Section By Section Checklist
| Section | Approx. Words | Must-Have Elements |
|---|---|---|
| Title & Abstract | 250–350 | Exact question, review type, sources searched, selection, core result, limits. |
| Introduction | 350–500 | Context, gap, and a single sentence objective. |
| Methods | 600–900 | Protocol, eligibility, sources, search strings, selection, data items, bias tools, synthesis plan. |
| Results | 600–900 | Flow counts, study traits, bias profile, effect sizes or narrative groups. |
| Discussion | 400–700 | Main finding, use case, caveats, and gaps. |
| Limits & Conclusion | 200–300 | Constraints and a tight take home. |
| Appendices | As needed | Full strategies, checklists, forms, and any code. |
Reporting And Transparency Signals
Readers should be able to trace every step. State whether you had a registered protocol and where it lives. Give clear dates for each search. Describe how you removed duplicates and how many records fell at each stage. Note who did each task and whether roles were masked during screening. Add a filled reporting checklist in the appendix so the audit trail sits with the paper.
Eligibility Rules In Action
Spell out the PICO pieces as bullet points inside the methods. Patient or problem: age bands, setting, diagnosis method. Intervention: dose, route, timing, delivery. Comparison: placebo, standard care, or another active choice. Outcomes: clinical end points, harms, surrogate markers, and follow up windows. Study design: trials, cohort, case series, or mixed. Write one or two sample “include” and “exclude” statements so future readers can mirror your intent.

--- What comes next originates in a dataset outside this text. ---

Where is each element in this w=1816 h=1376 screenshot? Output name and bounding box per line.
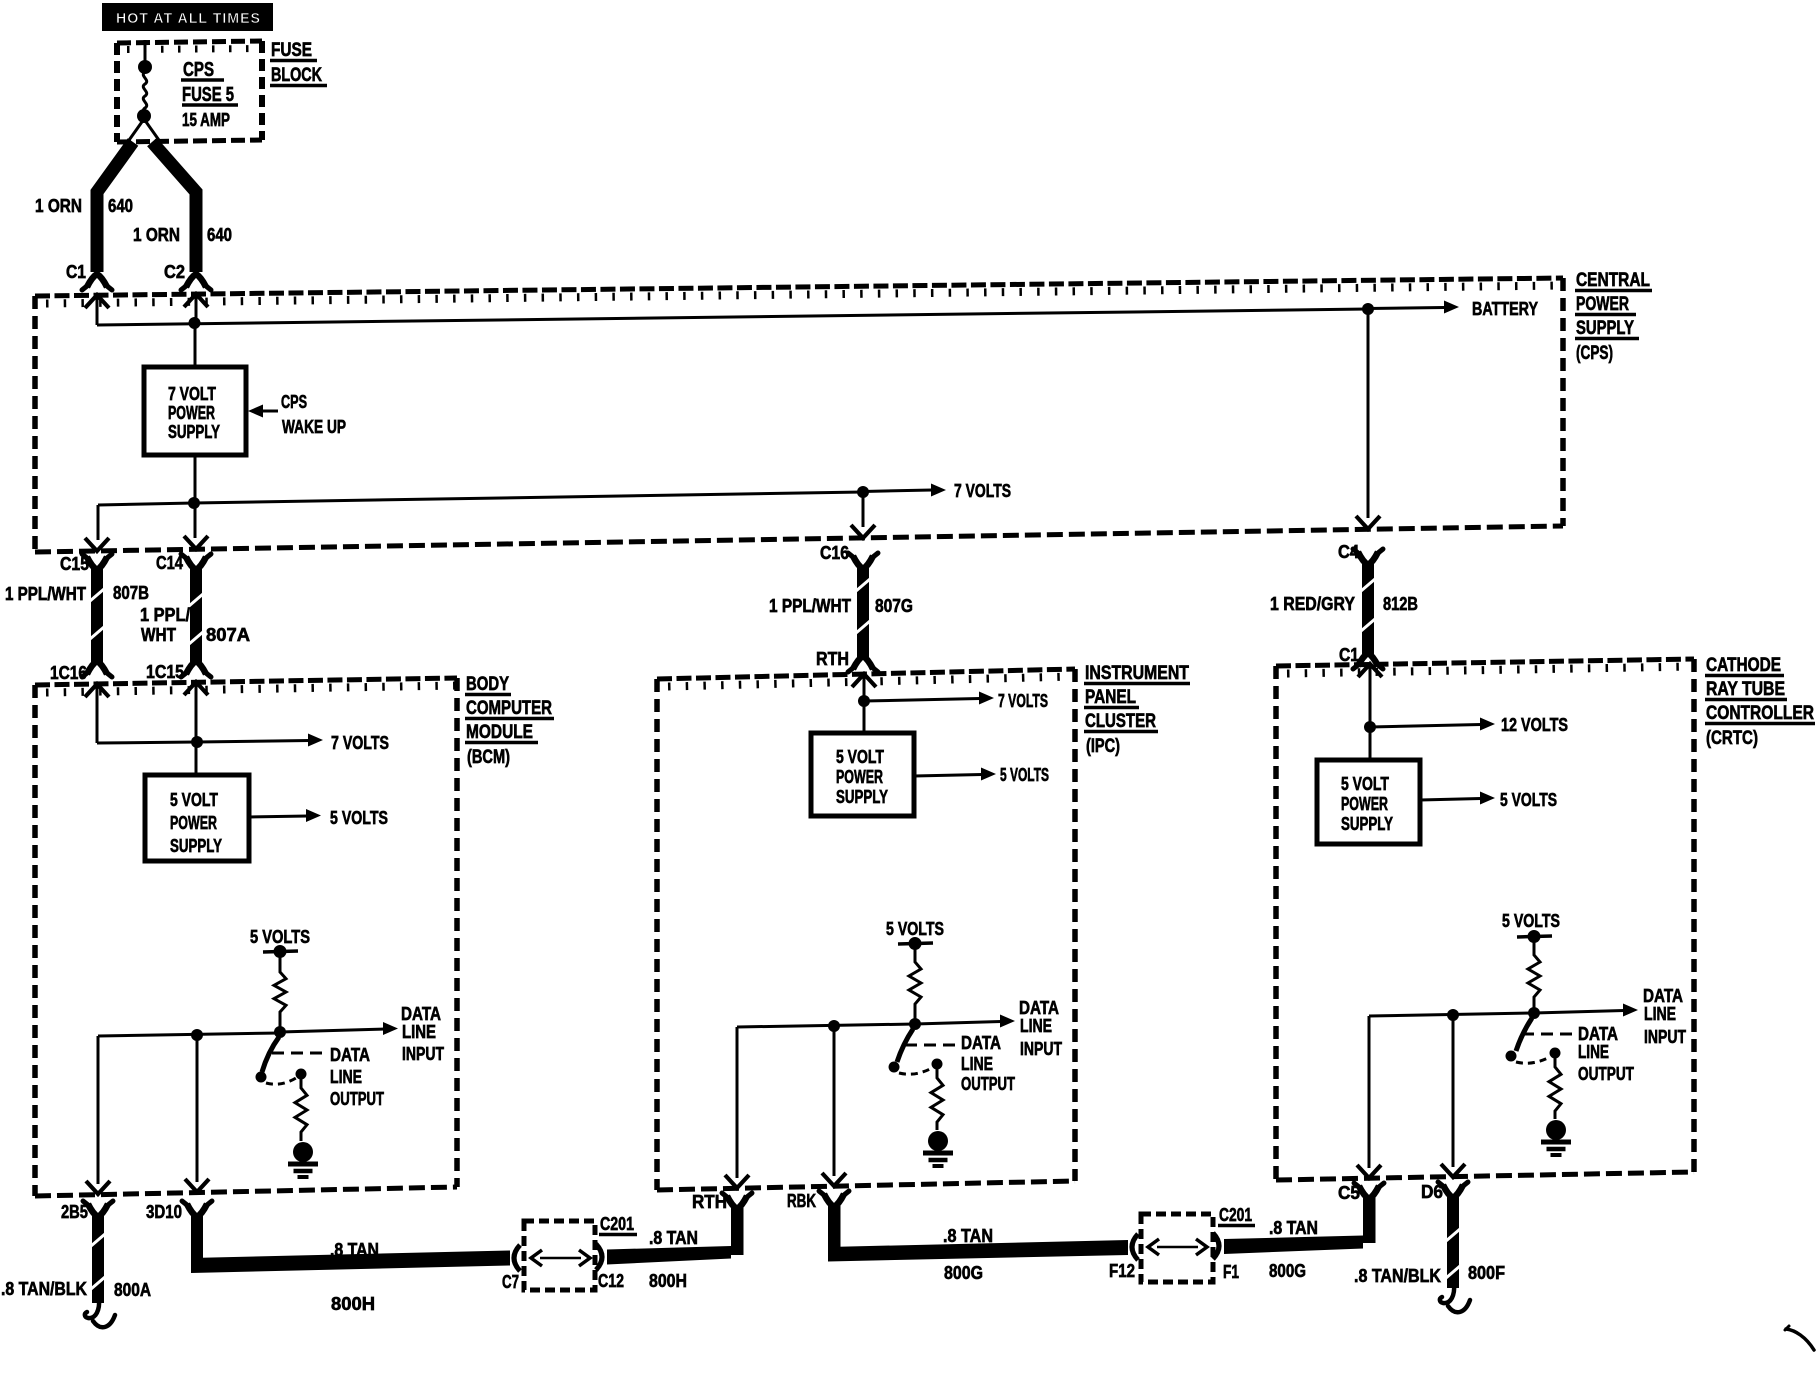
svg-text:800F: 800F — [1468, 1263, 1505, 1283]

Search Craft That Saves Time
Draft test strings, run them in one database, and scan the first hundred hits. Tweak subject headings and text words until known key studies appear near the top. Add spelling variants and common trade names where needed. Use adjacency and truncation with care to balance breadth and noise. Save all runs with dates. Export full results, not just the first page, then dedupe before screening starts.
Screening Workflow That Scales
Split the title and abstract queue into equal sets and cross check a sample to validate agreement. Keep reasons for full text exclusion short and consistent, since they feed the flow diagram. When texts are hard to find, reach out to authors or use interlibrary help. Log every attempt so the trail is complete.
Data Extraction And Risk Of Bias
Design the form to match your question. Common fields include sample size, setting, dose, follow up, outcome timing, and analysis set. Record adjustments used in observational work. For bias, note sequence generation, concealment, blinding, missing data, selective reporting, and other concerns for trials, and the parallel domains for non randomised studies. Add quotes or page numbers that back each judgment.
Synthesis Choices And Presentation
Spell out why you grouped studies the way you did. If you pool, name the model and justify effect measures such as risk ratio, odds ratio, or mean difference. Describe how you handled zero events and cluster designs. Report heterogeneity with I² alongside a short read on likely sources. When you cannot pool, write a tight narrative that walks the reader theme by theme without repeating tables verbatim.
Quick Outline You Can Copy
Ready To Paste
Title
Abstract
Introduction
Methods
Results
Discussion
Limits
Conclusion
References
Appendices
Final Pass And Submission
Run a spell check and a journal style pass. Check numbers across text, tables, and figures. Click every link. Ask a colleague for a quick read of the abstract and the main claim. Submit when the story is tight, the files are named cleanly, and the checklist is complete.